本文深入探讨了背包问题的两种形式:01背包和完全背包,并分享了一种高效的解决方案。通过对比不同实现方式的得分,强调了边界条件处理的重要性,特别是在细节繁多的问题中。文章提供了详细的代码示例,展示了如何在限定条件下优化解的空间。
Solution
类似于背包
边界条件比较烦人
如果类似于01背包的形式写
会得到75-90分.
如果类似于完全背包的形式写
会得到100分.
我之前没做这道题真是明智的选择.
我就是不适合做这种细节很多的题.
会浪费大量的时间.
都是90分
Code
#include <stdio.h>
#include <string.h>
#include <iostream>
#include <algorithm>
const int inf = 0x3f3f3f3f;
const int N = 10005, M = 1005;
int X[N], Y[N];
int lim[N][2];
int exist[N];
inline int Judge(int now, int siz, const int limX, bool exist, int h) {
if (now + siz * h <= limX) return now + siz * h;
if (exist) return false;
if (now + (siz - 1) * h <= limX) return limX;
return false;
}
int main () {
// freopen("bird.in", "r", stdin);
int n, m, q;
scanf("%d%d%d", &n, &m, &q);
for (int i = 1; i <= n; i += 1)
scanf("%d%d", &Y[i], &X[i]);
for (int i = 0; i <= n; i += 1)
lim[i][0] = 0, lim[i][1] = m + 1;
for (int i = 1, p; i <= q; i += 1) {
scanf("%d", &p), scanf("%d%d", &lim[p][0], &lim[p][1]), exist[p] = true;
}
int *g = new int[m + 1];
int *f = new int[m + 1];
for (int i = 1; i <= m; i += 1) g[i] = 0;
int Res = 0, now = 0;
for (int i = 1; i <= n; i += 1) {
for (int j = 0; j <= m; j += 1) f[j] = inf;
for (int j = lim[i - 1][0] + 1; j < lim[i - 1][1]; j += 1) {
if (g[j] == inf) continue;
if (j - X[i] > lim[i][0] and j - X[i] < lim[i][1])

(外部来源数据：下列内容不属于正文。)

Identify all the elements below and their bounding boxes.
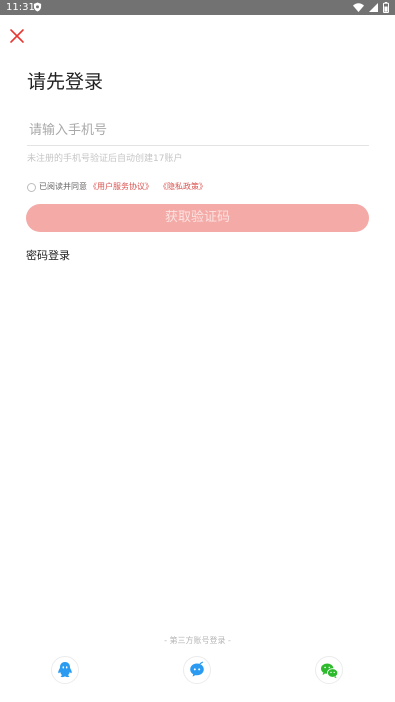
password-login-link[interactable]: 密码登录	[26, 249, 70, 263]
phone-input[interactable]	[27, 116, 369, 146]
user-agreement-link[interactable]: 《用户服务协议》	[89, 181, 153, 193]
register-hint: 未注册的手机号验证后自动创建17账户	[27, 154, 183, 164]
agreement-prefix: 已阅读并同意	[39, 182, 87, 191]
privacy-policy-link[interactable]: 《隐私政策》	[159, 181, 207, 193]
status-icons	[353, 2, 389, 13]
battery-icon	[383, 2, 389, 13]
wechat-icon	[320, 663, 338, 678]
page-title: 请先登录	[27, 71, 104, 93]
get-code-button[interactable]: 获取验证码	[26, 204, 369, 232]
wifi-icon	[353, 3, 364, 12]
qq-login-button[interactable]	[51, 656, 79, 684]
wechat-login-button[interactable]	[315, 656, 343, 684]
agreement-radio[interactable]	[27, 182, 36, 192]
signal-icon	[369, 3, 378, 12]
chat-login-button[interactable]	[183, 656, 211, 684]
status-bar: 11:31	[0, 0, 395, 15]
close-icon[interactable]	[8, 27, 26, 45]
agreement-row: 已阅读并同意 《用户服务协议》 《隐私政策》	[27, 181, 207, 193]
qq-icon	[58, 662, 72, 678]
status-time: 11:31	[6, 2, 35, 13]
shield-icon	[33, 2, 42, 12]
third-party-label: - 第三方账号登录 -	[164, 636, 231, 645]
chat-bubble-icon	[190, 661, 204, 677]
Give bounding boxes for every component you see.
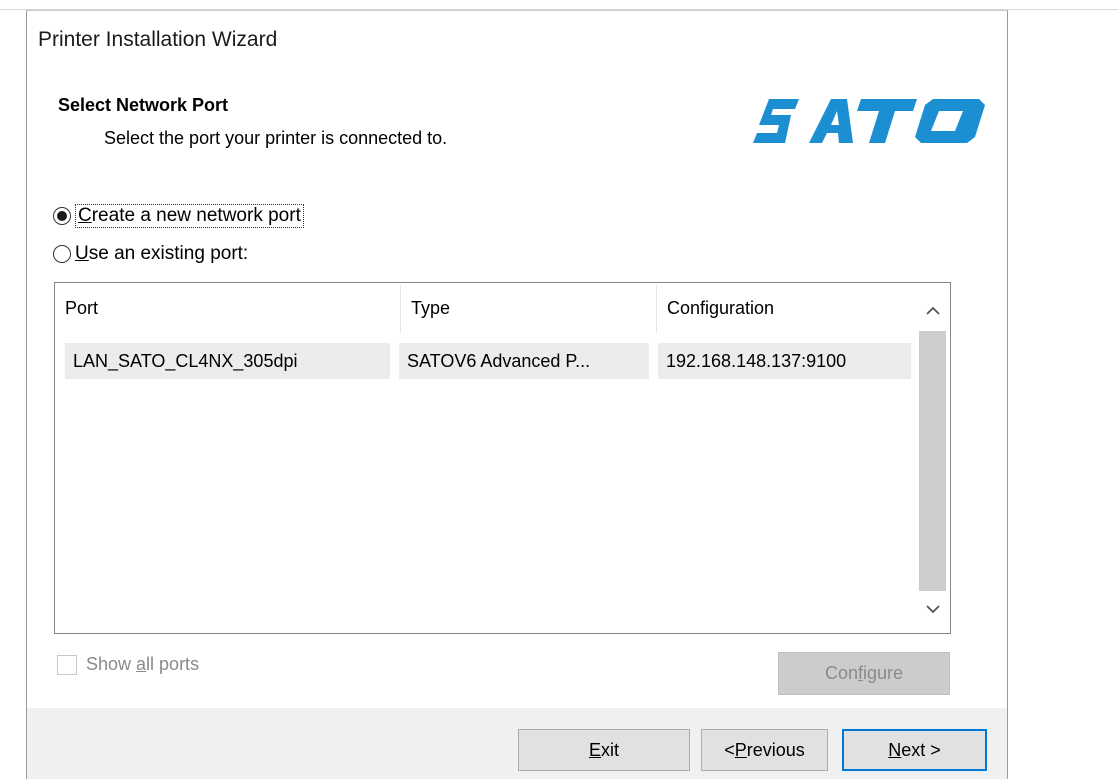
next-button[interactable]: Next > [842, 729, 987, 771]
accel-key: E [588, 739, 601, 760]
label-text: ext > [901, 739, 941, 760]
accel-key: U [75, 243, 89, 264]
create-new-port-label: Create a new network port [75, 204, 304, 228]
radio-selected-dot [57, 211, 67, 221]
label-prefix: < [724, 739, 735, 760]
use-existing-port-label: Use an existing port: [75, 243, 248, 265]
show-all-ports-label: Show all ports [86, 654, 199, 675]
accel-key: N [888, 739, 902, 760]
label-text: xit [601, 739, 619, 760]
sato-logo [753, 99, 985, 143]
column-header-port[interactable]: Port [55, 283, 400, 333]
radio-use-existing[interactable] [53, 245, 71, 263]
configure-button[interactable]: Con f igure [778, 652, 950, 695]
accel-key: a [136, 654, 147, 674]
port-list[interactable]: Port Type Configuration LAN_SATO_CL4NX_3… [54, 282, 951, 634]
create-new-port-option[interactable]: Create a new network port [53, 204, 304, 228]
show-all-ports-checkbox-row[interactable]: Show all ports [57, 654, 199, 675]
label-text: igure [863, 663, 904, 683]
exit-button[interactable]: Exit [518, 729, 690, 771]
label-prefix: Show [86, 654, 137, 674]
label-text: ll ports [146, 654, 200, 674]
accel-key: P [734, 739, 747, 760]
label-text: se an existing port: [88, 243, 249, 264]
scroll-up-arrow-icon[interactable] [915, 295, 950, 327]
column-header-type[interactable]: Type [401, 283, 656, 333]
label-text: reate a new network port [91, 205, 301, 226]
table-row[interactable]: LAN_SATO_CL4NX_305dpi SATOV6 Advanced P.… [65, 343, 911, 379]
cell-configuration: 192.168.148.137:9100 [658, 343, 911, 379]
previous-button[interactable]: < Previous [701, 729, 828, 771]
accel-key: C [78, 205, 92, 226]
vertical-scrollbar[interactable] [915, 283, 950, 633]
page-title: Select Network Port [58, 95, 229, 115]
wizard-window: Printer Installation Wizard Select Netwo… [26, 10, 1008, 779]
label-text: revious [746, 739, 805, 760]
radio-create-new[interactable] [53, 207, 71, 225]
page-subtitle: Select the port your printer is connecte… [104, 128, 448, 148]
cell-type: SATOV6 Advanced P... [399, 343, 649, 379]
scrollbar-thumb[interactable] [919, 331, 946, 591]
label-prefix: Con [824, 663, 858, 683]
scroll-down-arrow-icon[interactable] [915, 593, 950, 625]
show-all-ports-checkbox[interactable] [57, 654, 77, 675]
column-header-configuration[interactable]: Configuration [657, 283, 912, 333]
cell-port: LAN_SATO_CL4NX_305dpi [65, 343, 390, 379]
footer-bar: Exit < Previous Next > [27, 708, 1007, 779]
use-existing-port-option[interactable]: Use an existing port: [53, 243, 248, 265]
window-title: Printer Installation Wizard [38, 28, 278, 51]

f[j - X[i]] = std:: min(f[j - X[i]], g[j]);
int temp, Min = lim[i][0] + 1, dy = Min - j,
Beg = dy > 0 ? dy / Y[i] + (dy % Y[i] ? 1 : 0) : 1;
temp = Judge(j, Beg, lim[i][1] - 1, exist[i], Y[i]);
for (int k = Beg; temp and f[temp] > g[j] + k; k += 1) {
// if (j + k * Y[i] < lim[i][0]) continue;
f[temp] = std:: min(f[temp], g[j] + k);
temp = Judge(j, k + 1, lim[i][1] - 1, exist[i], Y[i]);
}
}
if (exist[i])
for (int j = 1; j <= m; j += 1)
if (f[j] != inf) Res = std:: max(Res, now + 1);
now += exist[i];
std:: swap(f, g);
}
int res = inf;
for (int i = lim[n][0] + 1; i < lim[n][1]; i += 1)

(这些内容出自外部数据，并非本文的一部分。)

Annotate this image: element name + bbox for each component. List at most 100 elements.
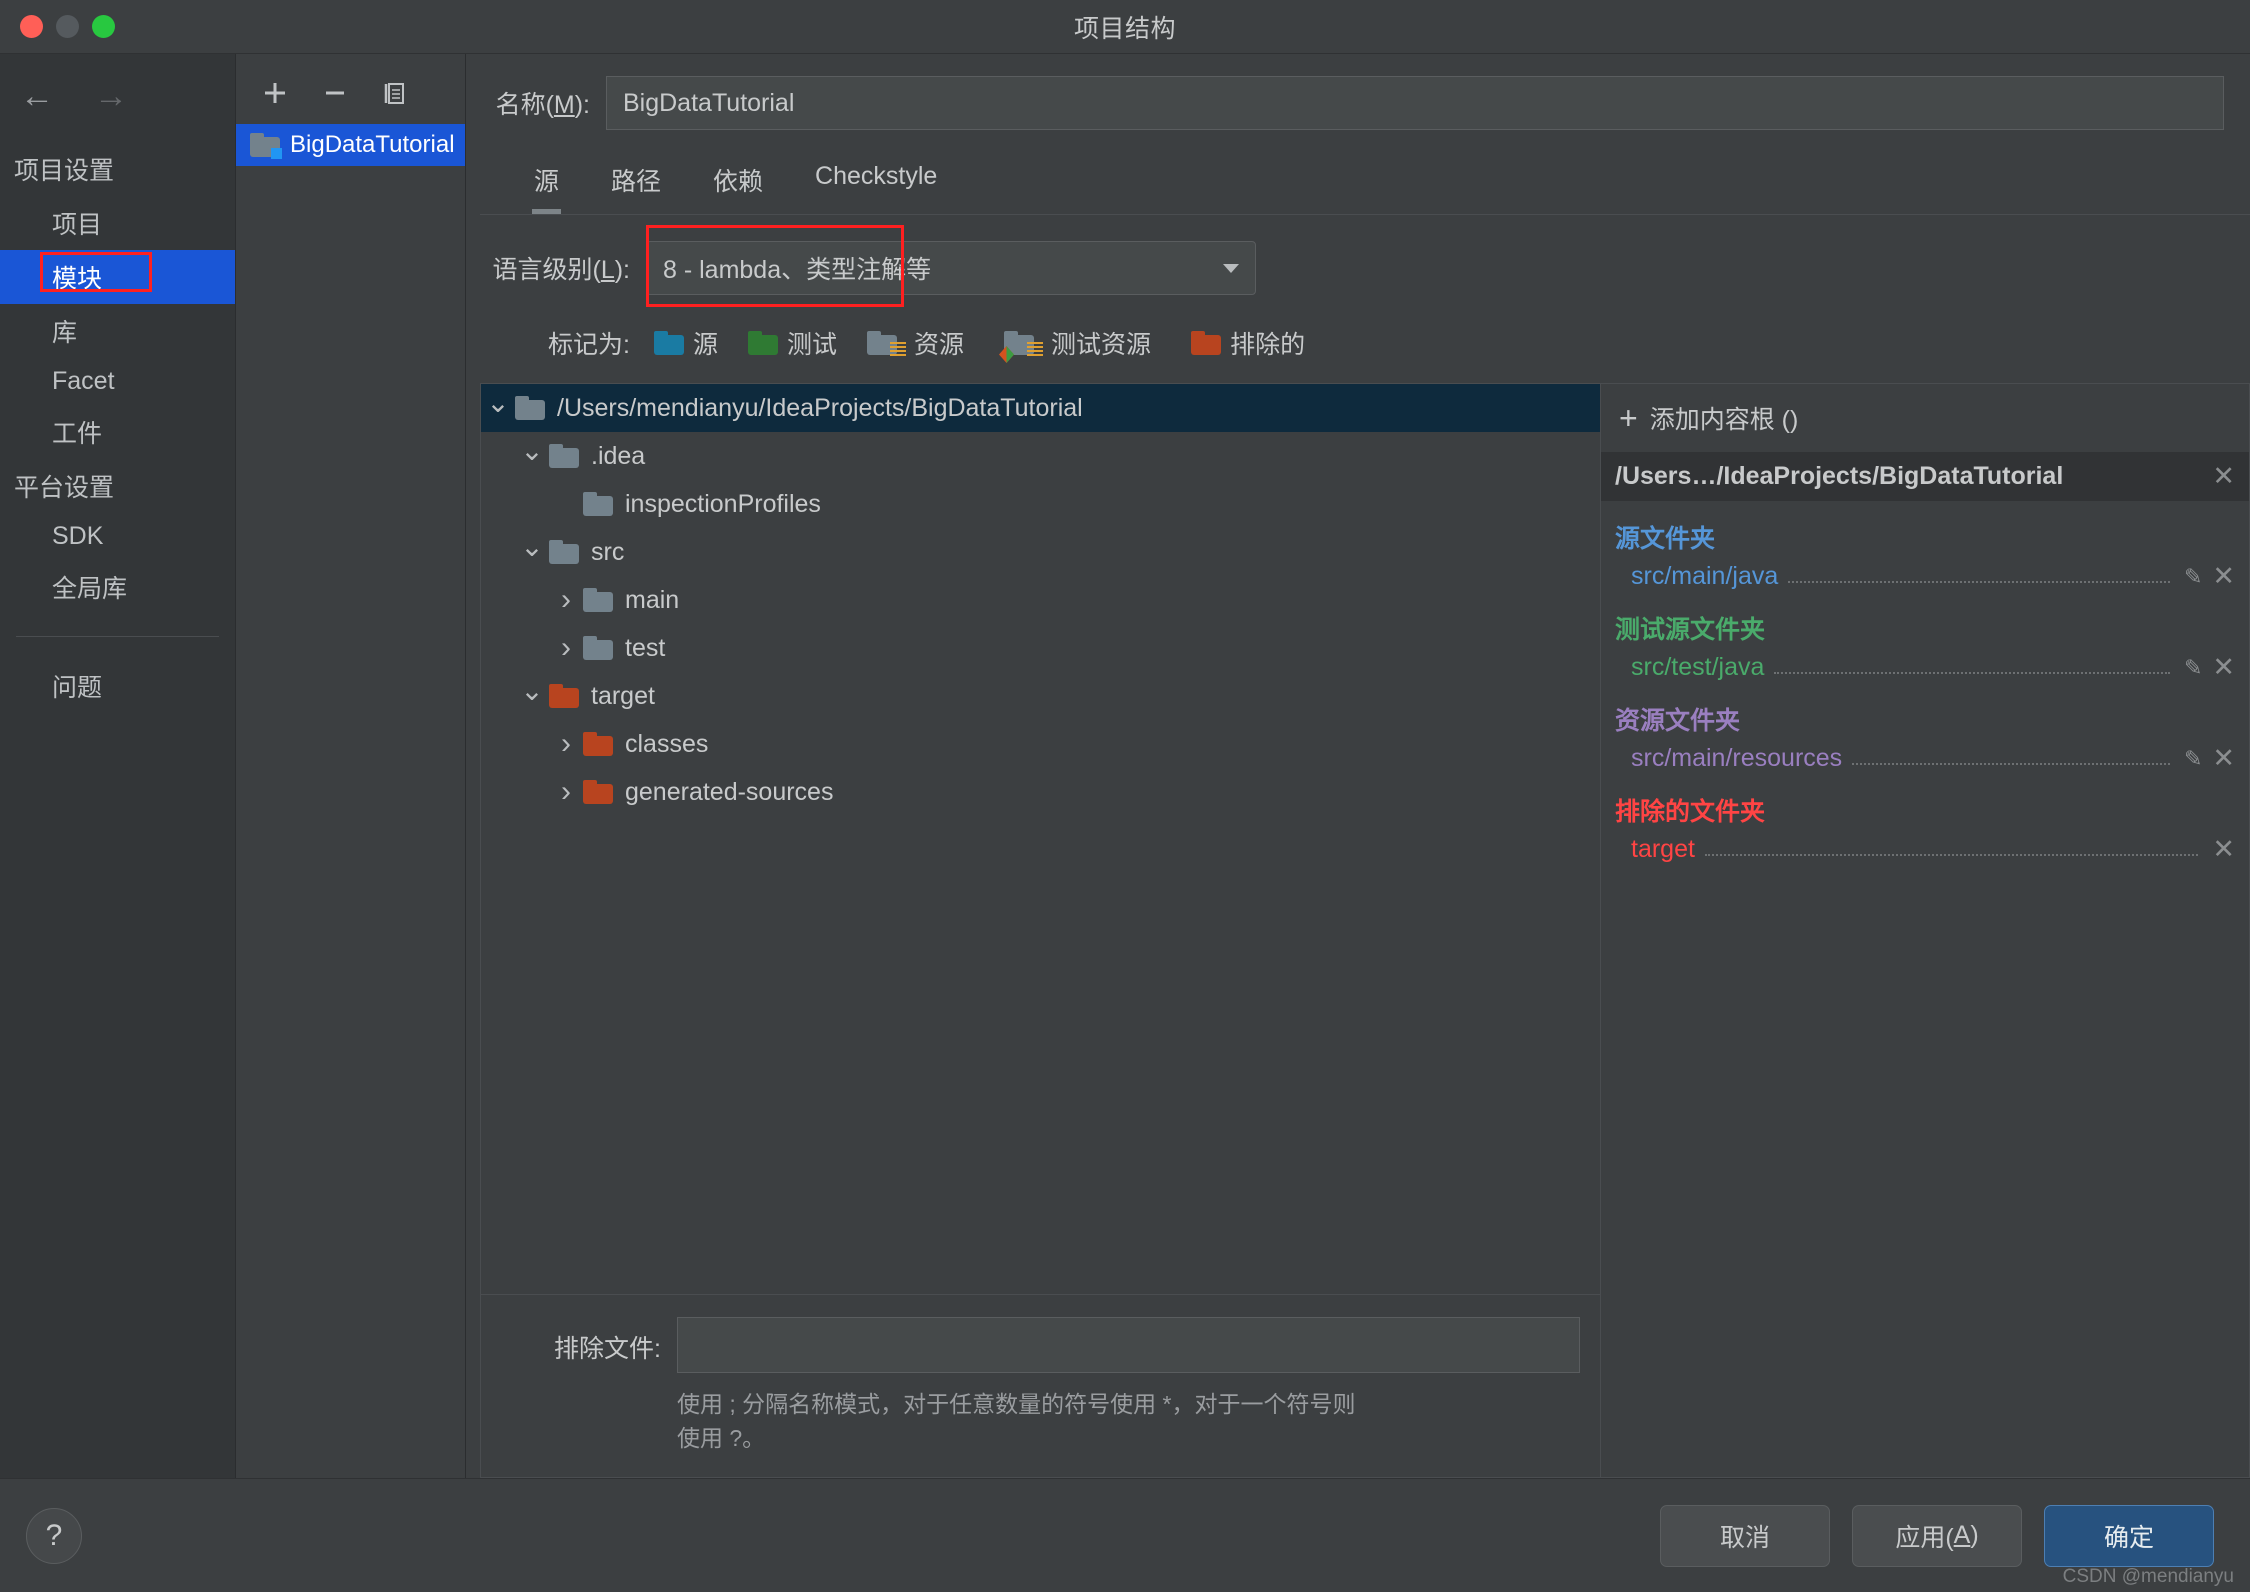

res = std:: min(res, g[i]);
printf("%d\n%d", res == inf ? 0 : 1, res == inf ? Res : res);
return 0;
}改天再调, 好烦呀
#include <stdio.h>
#include <string.h>
#include <iostream>
#include <algorithm>
const int inf = 0x3f3f3f3f;
const int N = 10005, M = 1005;
int X[N], Y[N];
int lim[N][2];
int exist[N];
int main () {
// freopen("bird.in", "r", stdin);
int n, m, q;
scanf("%d%d%d", &n, &m, &q);
for (int i = 1; i <= n; i += 1)
scanf("%d%d", &Y[i], &X[i]);
for (int i = 0; i <= n; i += 1)
lim[i][0] = 0, lim[i][1] = m + 1;
for (int i = 1, p; i <= q; i += 1) {
scanf("%d", &p), scanf("%d%d", &lim[p][0], &lim[p][1]), exist[p] = true;
}
int *g = new int[m + 1];
int *f = new int[m + 1];
for (int i = 1; i <= m; i += 1) g[i] = 0;
int Res = 0, now = 0;
for (int i = 1; i <= n; i += 1) {
for (int j = 0; j <= m + 1; j += 1) f[j] = inf;
for (int j = lim[i - 1][0] + 1; j < lim[i - 1][1]; j += 1) {
int temp, Min = lim[i][0] + 1, dy = Min - j,
Beg = dy > 0 ? dy / Y[i] + (dy % Y[i] ? 1 : 0) : 1;
if (j + Beg * Y[i] > lim[i][0] and j + Beg * Y[i] < lim[i][1])
f[j + Beg * Y[i]] = std:: min(f[j + Beg * Y[i]], g[j] + Beg);
if (j + Beg * Y[i] > lim[i][0] and j + Beg * Y[i] >= lim[i][1] and not exist[i])
f[lim[i][1] - 1] = std:: min(f[lim[i][1] - 1], g[j] + Beg);
}
for (int j = lim[i][0] + 1; j < lim[i][1]; j += 1) {
if (j + X[i] > lim[i - 1][0] and j + X[i] < lim[i - 1][1])
f[j] = std:: min(f[j], g[j + X[i]]);
if (j - Y[i] > lim[i][0] and j - Y[i] < lim[i][1])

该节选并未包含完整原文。